To give you an idea of what it’s like to follow an Ubiqum coding bootcamp in Barcelona, we’ve put together a range of experiences from some of our new coders.
There’s a certain satisfaction about cycling to work every morning… especially in Barcelona. The air is crisp during winter but braces you for the day, and the sun is always shining. I should mention that by “work”, I actually mean my coding bootcamp. I began studying an Ubiqum Code Academy program in September and after 4 months learning to code here, it really feels like I’m already working as a developer rather than being a student.
Dropping my bicing (city bike) off, I grab my bag and make my way towards the campus doors, passing the hustle and bustle of the city center on the way. I say “holaaa” as I dash past the front desk and pass two rapidly talking Italians on the stairs and a colleague folding up their bike. I head straight to the meeting room for my morning stand-up which kicks of every day of a coding bootcamp in Barcelona.
I’ve always loved the feeling of using a key card to enter anywhere; the resounding beep and click of a door opening is like entering the Doors of Durin. The welcoming smell of coffee fills my nose as I turn to go to the work space and boot up my laptop. The space is filled with energy as my colleagues chat around me. I check my Trello board is up-to-date, look at what I did yesterday and what I’m going to do today. Then take some notes to prep what I’m going to say in the stand-up meeting.
The daily stand-up meeting
We do this every morning as a standard practice because the coding bootcamp combines Agile methodology with the curriculum in order to simulate a real working environment of a developer. I run to the kitchen for an injection of caffeine and get back just in time to see my mentors standing around my table.
“So how’s it going, everyone? What did you do yesterday?”, says my mentor, smiling with a cheerful glint in his eye. I always wonder how that man seems to be so happy all the time… he must love what he’s doing.
We go round one by one and discuss user access configuration, security issues, error messages, and coding anecdotes until finally, it’s my turn.
“Yesterday you were having some problems with compilation errors, did you manage to fix them?” asked my mentor. Those “problems” really felt more like a “battle”.
“Uuuuh yeah, so I fixed the error following the example on Stack Overflow like you suggested. It removed the bug but it doesn’t solve the problem of encrypting the password. When I looked at the back-end, the password was still displaying. If anyone were to hack the database, the password would still be there… But it did get rid of the error message, and I managed to encode the password in the end so…” Thumbs up, smile enthusiastically.
It’s daunting in the beginning to be so open with your colleagues about your progress, but it’s liberating and reassuring knowing we’re all in this together. I’m surprised to find myself speaking like a real programmer. Just six weeks ago I had no idea of any of the concepts or topics that I’m talking fluently about today.
“Yeah, Stack Overflow is a great portal to find the answers you need, so good job, and if you need to review it later just let me know.” Affirms my mentor.
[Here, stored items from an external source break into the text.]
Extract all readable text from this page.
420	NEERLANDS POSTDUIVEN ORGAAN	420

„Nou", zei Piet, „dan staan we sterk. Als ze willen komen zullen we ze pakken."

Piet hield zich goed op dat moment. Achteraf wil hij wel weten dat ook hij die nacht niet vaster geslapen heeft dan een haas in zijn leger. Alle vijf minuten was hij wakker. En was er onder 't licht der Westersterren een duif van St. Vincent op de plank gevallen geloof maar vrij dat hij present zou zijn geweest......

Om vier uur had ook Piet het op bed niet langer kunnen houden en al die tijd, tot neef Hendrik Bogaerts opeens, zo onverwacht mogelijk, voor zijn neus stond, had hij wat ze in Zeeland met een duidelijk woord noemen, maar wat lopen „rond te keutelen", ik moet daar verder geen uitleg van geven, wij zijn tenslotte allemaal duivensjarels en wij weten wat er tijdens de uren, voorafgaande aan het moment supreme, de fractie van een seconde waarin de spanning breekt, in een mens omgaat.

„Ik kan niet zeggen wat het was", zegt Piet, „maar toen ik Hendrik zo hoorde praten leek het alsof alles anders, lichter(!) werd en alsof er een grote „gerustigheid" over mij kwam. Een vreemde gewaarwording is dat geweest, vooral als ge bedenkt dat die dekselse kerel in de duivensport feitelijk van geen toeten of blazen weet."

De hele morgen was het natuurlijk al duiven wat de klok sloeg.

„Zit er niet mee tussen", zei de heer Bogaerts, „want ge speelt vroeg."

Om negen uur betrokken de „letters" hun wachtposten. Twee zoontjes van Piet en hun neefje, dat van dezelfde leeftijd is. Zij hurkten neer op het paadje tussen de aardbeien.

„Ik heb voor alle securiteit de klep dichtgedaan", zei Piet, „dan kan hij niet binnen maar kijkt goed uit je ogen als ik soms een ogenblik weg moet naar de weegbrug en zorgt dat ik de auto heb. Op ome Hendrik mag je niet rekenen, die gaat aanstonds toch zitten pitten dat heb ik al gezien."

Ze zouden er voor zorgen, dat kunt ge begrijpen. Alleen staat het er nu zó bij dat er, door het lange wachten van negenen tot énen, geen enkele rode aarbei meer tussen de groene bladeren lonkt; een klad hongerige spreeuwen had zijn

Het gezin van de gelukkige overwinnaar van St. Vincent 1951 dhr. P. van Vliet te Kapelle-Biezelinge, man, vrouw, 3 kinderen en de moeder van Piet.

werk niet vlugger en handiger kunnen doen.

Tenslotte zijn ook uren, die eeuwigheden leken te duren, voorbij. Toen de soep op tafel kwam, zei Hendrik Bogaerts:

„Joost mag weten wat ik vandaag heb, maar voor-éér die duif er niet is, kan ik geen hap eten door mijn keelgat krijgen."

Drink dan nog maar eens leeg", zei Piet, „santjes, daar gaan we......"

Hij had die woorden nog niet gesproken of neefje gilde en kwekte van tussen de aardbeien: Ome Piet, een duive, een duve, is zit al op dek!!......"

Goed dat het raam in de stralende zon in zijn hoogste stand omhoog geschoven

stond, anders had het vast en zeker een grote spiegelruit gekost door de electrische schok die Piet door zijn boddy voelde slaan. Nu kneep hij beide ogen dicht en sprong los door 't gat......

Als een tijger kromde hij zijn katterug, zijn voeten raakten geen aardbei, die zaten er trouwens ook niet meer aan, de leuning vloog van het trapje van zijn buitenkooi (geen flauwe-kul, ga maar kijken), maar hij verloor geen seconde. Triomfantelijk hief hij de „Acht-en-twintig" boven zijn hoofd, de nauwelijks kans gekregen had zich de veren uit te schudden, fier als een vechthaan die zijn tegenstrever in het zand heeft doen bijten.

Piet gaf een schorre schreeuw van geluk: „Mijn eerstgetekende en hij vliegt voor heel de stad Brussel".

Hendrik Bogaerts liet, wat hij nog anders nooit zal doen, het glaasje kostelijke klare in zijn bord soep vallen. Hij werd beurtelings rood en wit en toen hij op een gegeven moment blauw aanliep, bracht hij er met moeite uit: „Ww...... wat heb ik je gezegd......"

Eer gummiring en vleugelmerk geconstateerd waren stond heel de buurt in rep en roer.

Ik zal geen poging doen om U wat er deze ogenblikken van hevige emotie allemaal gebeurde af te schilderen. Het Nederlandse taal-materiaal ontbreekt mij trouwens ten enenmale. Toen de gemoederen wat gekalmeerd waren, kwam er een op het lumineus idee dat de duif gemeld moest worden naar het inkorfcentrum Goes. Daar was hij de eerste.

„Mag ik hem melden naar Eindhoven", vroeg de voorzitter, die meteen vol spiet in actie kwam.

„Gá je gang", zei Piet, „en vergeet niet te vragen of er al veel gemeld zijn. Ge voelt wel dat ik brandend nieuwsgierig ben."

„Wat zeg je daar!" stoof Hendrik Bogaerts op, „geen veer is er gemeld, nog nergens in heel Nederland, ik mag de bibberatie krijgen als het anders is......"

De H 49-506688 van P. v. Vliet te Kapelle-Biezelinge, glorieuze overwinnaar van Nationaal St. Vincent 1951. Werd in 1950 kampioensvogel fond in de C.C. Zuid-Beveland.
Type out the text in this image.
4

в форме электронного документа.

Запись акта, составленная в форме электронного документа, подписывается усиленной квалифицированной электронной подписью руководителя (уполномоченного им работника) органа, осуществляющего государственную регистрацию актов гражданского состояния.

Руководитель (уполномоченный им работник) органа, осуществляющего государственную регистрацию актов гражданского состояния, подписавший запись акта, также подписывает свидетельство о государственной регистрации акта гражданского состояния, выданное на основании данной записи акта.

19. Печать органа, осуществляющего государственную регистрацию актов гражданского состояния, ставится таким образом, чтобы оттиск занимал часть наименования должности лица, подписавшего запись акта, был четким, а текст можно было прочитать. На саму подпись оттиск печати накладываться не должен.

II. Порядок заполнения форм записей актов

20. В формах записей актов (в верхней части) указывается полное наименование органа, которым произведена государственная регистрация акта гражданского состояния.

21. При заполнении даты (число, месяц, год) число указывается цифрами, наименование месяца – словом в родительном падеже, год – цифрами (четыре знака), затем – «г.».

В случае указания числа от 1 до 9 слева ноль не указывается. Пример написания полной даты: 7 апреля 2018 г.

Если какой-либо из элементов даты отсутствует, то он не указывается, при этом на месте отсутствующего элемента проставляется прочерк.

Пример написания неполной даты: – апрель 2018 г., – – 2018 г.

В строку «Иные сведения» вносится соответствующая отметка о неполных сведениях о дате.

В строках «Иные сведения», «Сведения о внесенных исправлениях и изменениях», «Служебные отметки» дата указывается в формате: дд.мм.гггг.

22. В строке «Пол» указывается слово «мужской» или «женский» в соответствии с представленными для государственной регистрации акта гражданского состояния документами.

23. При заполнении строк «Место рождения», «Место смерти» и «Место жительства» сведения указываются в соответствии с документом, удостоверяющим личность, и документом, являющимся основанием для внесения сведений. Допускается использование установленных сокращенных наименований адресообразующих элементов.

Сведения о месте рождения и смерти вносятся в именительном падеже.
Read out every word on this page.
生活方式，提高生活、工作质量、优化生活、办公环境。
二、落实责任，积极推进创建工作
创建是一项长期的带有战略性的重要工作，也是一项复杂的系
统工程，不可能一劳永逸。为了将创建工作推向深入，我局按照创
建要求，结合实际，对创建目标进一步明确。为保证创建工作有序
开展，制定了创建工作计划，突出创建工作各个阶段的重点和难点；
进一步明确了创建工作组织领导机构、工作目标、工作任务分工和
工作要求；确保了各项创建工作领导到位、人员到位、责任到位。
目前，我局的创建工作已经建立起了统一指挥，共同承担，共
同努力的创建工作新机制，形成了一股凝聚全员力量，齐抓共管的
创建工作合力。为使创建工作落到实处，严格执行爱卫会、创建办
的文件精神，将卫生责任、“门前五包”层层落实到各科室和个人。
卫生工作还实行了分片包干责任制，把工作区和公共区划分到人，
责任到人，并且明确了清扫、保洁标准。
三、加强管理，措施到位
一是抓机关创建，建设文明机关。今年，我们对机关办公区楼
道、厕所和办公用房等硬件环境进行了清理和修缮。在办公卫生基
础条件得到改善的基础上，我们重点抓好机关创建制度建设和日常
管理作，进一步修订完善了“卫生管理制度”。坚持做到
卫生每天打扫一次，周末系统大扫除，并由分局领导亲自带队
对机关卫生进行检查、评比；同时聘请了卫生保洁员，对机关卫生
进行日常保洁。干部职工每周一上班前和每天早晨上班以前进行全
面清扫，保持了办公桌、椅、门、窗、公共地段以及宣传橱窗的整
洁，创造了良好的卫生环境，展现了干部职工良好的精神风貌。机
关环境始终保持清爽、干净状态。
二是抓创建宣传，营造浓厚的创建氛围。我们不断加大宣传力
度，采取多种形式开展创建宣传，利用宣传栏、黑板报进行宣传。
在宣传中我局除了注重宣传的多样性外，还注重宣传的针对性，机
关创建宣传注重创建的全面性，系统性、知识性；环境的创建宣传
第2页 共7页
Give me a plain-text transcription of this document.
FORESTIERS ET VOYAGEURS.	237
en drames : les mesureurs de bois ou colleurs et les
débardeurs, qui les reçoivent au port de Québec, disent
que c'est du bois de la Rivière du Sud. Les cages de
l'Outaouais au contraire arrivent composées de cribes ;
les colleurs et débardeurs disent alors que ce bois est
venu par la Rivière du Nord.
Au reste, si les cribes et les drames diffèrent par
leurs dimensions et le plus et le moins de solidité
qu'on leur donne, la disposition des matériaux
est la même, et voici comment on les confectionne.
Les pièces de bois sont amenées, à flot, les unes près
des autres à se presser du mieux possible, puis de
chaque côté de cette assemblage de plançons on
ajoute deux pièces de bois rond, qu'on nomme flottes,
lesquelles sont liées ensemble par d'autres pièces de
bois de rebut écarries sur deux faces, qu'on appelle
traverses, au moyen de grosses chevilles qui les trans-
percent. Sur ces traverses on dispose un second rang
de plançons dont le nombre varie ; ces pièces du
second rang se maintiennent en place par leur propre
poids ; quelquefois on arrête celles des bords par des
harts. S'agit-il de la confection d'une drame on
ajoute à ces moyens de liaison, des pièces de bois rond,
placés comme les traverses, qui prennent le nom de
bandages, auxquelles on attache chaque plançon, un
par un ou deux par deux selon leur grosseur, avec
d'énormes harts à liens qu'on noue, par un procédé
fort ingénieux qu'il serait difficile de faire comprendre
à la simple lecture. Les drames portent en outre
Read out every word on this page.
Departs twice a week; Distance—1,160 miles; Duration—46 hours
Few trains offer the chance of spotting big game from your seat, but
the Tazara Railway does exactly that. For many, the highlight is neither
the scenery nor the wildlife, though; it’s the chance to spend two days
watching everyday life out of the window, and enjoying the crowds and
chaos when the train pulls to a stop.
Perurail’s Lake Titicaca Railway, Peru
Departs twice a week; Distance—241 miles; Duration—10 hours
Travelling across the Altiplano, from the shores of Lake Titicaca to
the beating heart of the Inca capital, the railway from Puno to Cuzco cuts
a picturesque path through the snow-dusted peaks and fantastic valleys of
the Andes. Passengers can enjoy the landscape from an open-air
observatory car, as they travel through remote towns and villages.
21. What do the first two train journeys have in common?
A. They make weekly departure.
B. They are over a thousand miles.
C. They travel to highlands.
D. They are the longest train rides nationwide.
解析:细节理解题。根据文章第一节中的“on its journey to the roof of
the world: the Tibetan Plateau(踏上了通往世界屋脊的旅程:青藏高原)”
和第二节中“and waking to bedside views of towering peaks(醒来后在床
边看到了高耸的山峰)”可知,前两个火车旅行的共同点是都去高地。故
“Right, let’s go to the kitchen. I’m hungry!” announces my mentor in anticipation of the free Monday breakfast, courtesy of Ubiqum.
Getting to work
Back from breakfast, I get to work. The project is very well organized; each task has a very clear objective and a deliverable that I have to create. For every task, we have a PoA (Plan of Attack) that gives us the instructions and resources — bits of theory needed for this task. One of the best things about Ubiqum is that they give you the theory in small pieces, all intrinsically linked to your task. By learning by doing, the models and concepts stay in your head far easier.
Programming isn’t easy, but it’s fun, a serious intellectual challenge.
Handling frustration is one of the first lessons you learn at Ubiqum. Programming is about writing code for 10% of the time and fixing it for the remaining 90% of the time, but it always works out in the end! If you get stuck, your mentor is available to help you see the light. They never give you the solution, but guide you so you can find it yourself.
Learn how to think like a coder
With Ubiqum’s coding bootcamp in Barcelona, you learn to rely on your own intellectual resources to solve problems. The Learning by Doing methodology is demanding but very effective. Ubiqum provides you with a simulated real work environment that offers highly structured, 100% practical tasks that are based on the real world. Just like future colleagues and bosses, you’ll always have the support of your peers and mentors, as well as a range of resources to work from.
At Ubiqum, you not only learn how to program, but you go through the entire app development cycle four times in four different projects during the course.
So what’s the most important thing I have learned? To think like a programmer. Autonomous professional thinking gives me the peace of mind that from now on I will be able to face any technological problem that arises in a structured way and solve it, no matter what it takes.
Being a coder is pretty fun… as long as your code works like you want it to!